# BFD Red Filter Lights



## allredp (Feb 7, 2007)

Hey Shacksters,

Now that I have my filters loaded and am loving the new sounds my SVS is making :flex: , I need to know if there's a handy way to turn off the red filter lights on the BFD!

Seems like I read something about that in Sonnie's BFD guide, however, after running back through my printed version I can't find it.

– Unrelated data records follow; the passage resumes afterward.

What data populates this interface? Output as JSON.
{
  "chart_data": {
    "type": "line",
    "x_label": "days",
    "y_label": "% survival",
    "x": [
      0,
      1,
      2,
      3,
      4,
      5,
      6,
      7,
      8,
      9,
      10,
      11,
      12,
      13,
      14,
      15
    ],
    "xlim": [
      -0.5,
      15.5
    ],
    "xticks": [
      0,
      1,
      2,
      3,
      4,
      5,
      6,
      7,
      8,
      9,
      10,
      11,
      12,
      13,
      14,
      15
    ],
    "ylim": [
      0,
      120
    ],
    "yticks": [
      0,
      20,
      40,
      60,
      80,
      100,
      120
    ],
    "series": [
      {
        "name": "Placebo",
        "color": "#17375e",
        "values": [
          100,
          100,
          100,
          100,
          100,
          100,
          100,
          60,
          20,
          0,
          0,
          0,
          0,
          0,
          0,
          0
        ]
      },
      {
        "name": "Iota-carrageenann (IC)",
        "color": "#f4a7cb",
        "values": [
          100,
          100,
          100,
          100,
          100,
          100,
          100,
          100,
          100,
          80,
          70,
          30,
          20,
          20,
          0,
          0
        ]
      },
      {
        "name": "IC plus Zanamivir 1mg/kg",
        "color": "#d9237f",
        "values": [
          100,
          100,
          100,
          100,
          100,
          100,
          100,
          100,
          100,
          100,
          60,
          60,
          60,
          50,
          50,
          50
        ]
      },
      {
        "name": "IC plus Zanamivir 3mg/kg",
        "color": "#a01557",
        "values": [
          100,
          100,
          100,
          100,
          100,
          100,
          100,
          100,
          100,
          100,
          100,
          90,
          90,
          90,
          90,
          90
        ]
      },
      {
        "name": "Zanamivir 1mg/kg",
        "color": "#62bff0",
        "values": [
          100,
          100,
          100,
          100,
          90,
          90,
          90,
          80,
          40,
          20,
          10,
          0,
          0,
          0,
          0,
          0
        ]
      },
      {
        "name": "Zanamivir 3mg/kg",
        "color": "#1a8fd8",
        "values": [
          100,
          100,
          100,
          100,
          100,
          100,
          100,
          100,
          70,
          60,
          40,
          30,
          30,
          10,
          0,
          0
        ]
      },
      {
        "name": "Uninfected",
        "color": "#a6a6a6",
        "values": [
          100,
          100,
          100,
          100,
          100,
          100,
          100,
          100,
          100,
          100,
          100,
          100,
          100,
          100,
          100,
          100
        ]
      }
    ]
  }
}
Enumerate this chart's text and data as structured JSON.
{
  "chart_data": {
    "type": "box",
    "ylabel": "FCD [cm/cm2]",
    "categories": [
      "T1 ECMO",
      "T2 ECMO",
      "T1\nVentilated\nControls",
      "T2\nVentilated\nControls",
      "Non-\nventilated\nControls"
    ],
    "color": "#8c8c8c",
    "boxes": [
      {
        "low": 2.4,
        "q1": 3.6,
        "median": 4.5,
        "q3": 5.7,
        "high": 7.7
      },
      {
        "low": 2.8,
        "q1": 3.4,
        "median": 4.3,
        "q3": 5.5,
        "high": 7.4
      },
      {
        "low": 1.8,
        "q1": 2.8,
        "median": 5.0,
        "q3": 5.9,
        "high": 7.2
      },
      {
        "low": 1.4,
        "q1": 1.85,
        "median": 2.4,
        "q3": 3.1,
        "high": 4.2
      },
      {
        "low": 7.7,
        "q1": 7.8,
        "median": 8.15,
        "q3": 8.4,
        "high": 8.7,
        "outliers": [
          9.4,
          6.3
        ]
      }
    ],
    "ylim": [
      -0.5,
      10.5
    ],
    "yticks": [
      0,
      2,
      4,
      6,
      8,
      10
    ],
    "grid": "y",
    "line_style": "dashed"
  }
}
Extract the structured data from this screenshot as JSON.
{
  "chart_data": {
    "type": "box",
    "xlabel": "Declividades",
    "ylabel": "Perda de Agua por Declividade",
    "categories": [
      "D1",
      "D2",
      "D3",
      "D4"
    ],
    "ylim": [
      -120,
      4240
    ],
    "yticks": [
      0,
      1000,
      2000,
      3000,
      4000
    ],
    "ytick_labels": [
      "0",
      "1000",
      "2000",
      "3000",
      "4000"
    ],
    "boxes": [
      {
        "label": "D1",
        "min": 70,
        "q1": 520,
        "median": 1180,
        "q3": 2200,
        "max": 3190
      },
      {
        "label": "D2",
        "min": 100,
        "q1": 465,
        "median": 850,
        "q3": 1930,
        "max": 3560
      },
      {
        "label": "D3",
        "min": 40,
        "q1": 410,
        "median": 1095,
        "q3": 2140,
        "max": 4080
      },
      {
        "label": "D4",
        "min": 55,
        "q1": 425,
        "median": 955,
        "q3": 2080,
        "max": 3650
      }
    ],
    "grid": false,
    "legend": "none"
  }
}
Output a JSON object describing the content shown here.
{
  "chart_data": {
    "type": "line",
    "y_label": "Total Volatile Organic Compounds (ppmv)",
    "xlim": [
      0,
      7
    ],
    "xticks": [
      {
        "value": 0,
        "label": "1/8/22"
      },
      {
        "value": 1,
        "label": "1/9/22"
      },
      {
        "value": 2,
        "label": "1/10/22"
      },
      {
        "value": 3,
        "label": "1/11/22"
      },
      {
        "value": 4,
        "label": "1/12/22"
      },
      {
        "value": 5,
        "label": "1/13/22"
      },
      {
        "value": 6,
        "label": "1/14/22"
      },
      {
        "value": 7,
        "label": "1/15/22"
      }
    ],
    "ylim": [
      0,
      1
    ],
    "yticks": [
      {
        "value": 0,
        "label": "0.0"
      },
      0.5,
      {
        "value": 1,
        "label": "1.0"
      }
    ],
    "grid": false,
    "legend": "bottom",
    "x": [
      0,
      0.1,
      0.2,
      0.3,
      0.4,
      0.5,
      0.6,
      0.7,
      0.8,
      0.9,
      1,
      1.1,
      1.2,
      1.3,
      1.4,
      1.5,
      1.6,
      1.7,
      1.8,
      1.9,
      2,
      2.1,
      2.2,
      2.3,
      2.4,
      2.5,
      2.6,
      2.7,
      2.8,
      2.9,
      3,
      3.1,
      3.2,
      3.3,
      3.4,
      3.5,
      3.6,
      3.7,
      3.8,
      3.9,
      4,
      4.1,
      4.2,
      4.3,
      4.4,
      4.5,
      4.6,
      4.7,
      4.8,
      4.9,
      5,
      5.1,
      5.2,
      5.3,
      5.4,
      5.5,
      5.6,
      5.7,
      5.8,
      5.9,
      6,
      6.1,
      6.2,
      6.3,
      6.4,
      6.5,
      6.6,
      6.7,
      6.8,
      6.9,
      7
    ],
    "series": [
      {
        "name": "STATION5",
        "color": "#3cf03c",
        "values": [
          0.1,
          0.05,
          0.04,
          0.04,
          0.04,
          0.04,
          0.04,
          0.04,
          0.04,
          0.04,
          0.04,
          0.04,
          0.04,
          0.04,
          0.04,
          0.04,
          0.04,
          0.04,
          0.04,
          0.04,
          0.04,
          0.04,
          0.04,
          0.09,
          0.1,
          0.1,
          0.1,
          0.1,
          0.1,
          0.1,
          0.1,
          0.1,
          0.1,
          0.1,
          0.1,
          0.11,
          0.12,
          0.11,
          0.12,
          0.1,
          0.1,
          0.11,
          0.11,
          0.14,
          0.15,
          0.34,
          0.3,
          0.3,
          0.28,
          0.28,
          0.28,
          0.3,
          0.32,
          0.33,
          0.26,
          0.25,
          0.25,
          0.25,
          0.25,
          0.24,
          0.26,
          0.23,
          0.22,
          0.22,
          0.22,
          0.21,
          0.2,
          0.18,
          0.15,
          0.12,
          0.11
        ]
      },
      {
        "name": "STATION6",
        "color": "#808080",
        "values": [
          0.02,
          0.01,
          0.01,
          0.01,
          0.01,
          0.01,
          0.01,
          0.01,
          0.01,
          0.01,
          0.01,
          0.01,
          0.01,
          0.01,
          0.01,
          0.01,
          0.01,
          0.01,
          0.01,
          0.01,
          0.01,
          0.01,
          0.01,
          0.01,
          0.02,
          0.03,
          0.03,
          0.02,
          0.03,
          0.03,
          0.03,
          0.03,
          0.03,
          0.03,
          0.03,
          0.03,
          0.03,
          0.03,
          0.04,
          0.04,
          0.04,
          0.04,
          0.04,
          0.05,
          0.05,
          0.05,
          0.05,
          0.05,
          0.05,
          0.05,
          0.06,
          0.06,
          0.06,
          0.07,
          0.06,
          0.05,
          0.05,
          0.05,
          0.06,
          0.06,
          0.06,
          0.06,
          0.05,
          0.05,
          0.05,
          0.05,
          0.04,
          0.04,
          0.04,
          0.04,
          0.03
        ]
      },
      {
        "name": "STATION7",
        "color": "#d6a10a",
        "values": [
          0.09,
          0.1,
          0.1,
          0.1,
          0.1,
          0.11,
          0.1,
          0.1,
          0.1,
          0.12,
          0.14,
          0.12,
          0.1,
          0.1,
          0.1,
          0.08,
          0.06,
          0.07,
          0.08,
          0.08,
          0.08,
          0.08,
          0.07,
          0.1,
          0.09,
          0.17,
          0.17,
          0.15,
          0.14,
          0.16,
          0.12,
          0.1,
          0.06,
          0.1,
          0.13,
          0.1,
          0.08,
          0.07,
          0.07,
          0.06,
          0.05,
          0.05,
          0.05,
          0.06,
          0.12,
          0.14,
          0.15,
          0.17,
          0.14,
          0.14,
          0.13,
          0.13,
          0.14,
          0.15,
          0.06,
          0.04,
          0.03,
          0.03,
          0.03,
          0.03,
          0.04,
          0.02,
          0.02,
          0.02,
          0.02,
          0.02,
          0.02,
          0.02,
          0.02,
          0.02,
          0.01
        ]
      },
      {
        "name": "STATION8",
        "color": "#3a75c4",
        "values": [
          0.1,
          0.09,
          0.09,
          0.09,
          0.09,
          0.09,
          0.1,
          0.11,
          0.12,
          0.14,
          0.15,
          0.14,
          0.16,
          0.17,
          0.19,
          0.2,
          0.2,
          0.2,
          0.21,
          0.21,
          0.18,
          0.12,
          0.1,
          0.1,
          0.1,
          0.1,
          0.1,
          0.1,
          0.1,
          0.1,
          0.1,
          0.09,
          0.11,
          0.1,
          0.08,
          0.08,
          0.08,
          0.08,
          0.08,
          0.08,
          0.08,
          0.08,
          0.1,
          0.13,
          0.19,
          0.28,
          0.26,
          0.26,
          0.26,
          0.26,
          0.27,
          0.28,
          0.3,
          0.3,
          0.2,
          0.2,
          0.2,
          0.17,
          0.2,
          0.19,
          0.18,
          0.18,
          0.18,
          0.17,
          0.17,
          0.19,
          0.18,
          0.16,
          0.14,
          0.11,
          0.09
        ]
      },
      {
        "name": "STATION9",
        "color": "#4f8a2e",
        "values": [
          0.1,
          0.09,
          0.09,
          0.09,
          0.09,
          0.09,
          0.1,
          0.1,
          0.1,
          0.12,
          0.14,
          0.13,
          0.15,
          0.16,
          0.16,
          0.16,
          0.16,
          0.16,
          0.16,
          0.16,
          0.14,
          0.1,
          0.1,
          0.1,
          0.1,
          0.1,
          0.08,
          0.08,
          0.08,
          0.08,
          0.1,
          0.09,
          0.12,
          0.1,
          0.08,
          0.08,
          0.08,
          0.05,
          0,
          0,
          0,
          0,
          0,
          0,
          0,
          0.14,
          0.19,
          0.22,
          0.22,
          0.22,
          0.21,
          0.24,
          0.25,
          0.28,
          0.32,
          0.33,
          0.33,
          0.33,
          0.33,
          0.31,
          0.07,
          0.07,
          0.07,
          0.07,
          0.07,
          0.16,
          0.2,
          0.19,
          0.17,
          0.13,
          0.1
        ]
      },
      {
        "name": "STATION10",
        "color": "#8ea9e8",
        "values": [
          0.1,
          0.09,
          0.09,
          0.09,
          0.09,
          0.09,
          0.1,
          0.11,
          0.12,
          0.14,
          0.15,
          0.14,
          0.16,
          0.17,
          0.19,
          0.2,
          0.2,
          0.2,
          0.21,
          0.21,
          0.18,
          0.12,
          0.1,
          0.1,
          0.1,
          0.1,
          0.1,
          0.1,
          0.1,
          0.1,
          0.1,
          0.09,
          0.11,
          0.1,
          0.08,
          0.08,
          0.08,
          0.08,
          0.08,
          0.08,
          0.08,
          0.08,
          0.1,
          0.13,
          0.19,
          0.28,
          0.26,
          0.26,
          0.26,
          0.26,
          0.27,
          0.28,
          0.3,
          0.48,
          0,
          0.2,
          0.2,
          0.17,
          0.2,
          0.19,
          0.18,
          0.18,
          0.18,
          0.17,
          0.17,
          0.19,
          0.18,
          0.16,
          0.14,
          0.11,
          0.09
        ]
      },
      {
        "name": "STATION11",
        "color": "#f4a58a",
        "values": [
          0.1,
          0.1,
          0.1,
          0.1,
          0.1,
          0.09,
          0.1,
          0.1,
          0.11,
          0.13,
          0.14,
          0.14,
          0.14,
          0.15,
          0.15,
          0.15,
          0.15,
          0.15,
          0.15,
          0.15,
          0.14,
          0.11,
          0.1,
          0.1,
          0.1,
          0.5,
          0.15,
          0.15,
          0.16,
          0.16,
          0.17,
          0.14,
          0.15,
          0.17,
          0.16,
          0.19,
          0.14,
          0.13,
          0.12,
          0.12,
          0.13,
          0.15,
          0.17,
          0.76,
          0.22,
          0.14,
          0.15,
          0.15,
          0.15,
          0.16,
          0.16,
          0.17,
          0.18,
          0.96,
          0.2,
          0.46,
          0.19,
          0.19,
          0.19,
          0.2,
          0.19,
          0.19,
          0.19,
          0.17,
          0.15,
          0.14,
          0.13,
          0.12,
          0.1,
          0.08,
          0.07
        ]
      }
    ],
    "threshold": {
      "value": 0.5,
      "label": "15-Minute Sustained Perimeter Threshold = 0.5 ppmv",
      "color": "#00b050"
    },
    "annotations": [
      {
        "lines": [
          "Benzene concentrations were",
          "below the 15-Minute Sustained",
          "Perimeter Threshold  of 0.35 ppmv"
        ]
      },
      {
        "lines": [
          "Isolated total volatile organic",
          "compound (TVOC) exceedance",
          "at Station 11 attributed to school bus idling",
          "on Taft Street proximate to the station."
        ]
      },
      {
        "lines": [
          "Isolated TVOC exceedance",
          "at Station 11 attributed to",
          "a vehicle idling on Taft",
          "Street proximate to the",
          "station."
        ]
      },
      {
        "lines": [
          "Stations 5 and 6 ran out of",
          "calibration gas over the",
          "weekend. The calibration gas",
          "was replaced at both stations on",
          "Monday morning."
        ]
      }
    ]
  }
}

Is there a way to turn them off without turning off the filters? 

Thanks for any help!

The Shack rocks... :T 

-- Phil


----------



## Otto (May 18, 2006)

I don't think so. They are pretty bright, huh? When I get a chance, I'm gonna stop by the auto body shop and get a scrap of window tint to put over that panel...


----------



## allredp (Feb 7, 2007)

Excellent idea, Otto...

Aesthetics aren't everything, are they?! I just can't get over what a difference the BFD is making in my room :holycow: 

-- Phil


----------



## Wayne A. Pflughaupt (Apr 13, 2006)

Otto said:


> When I get a chance, I'm gonna stop by the auto body shop and get a scrap of window tint to put over that panel...


Get a piece of 35% and a piece of 20%. One of those ought to do it. :T 

Regards,
Wayne A. Pflughaupt


----------



## Chrisbee (Apr 20, 2006)

Once you have the BFD set you don't need to see it except to turn it on. 
If you leave it switched on to avoid the thump in the sub you can stash it completely out of sight.


----------



## allredp (Feb 7, 2007)

Good point--though I'm probably going to keep tweeking with house curves, etc.

But, when I am finished, I could put it out of sight behind the other equipment (I have a behind the equipment room aka under the stairs space).

Funny how easy solutions evade us at times! :doh: 

Thanks,
Phil


----------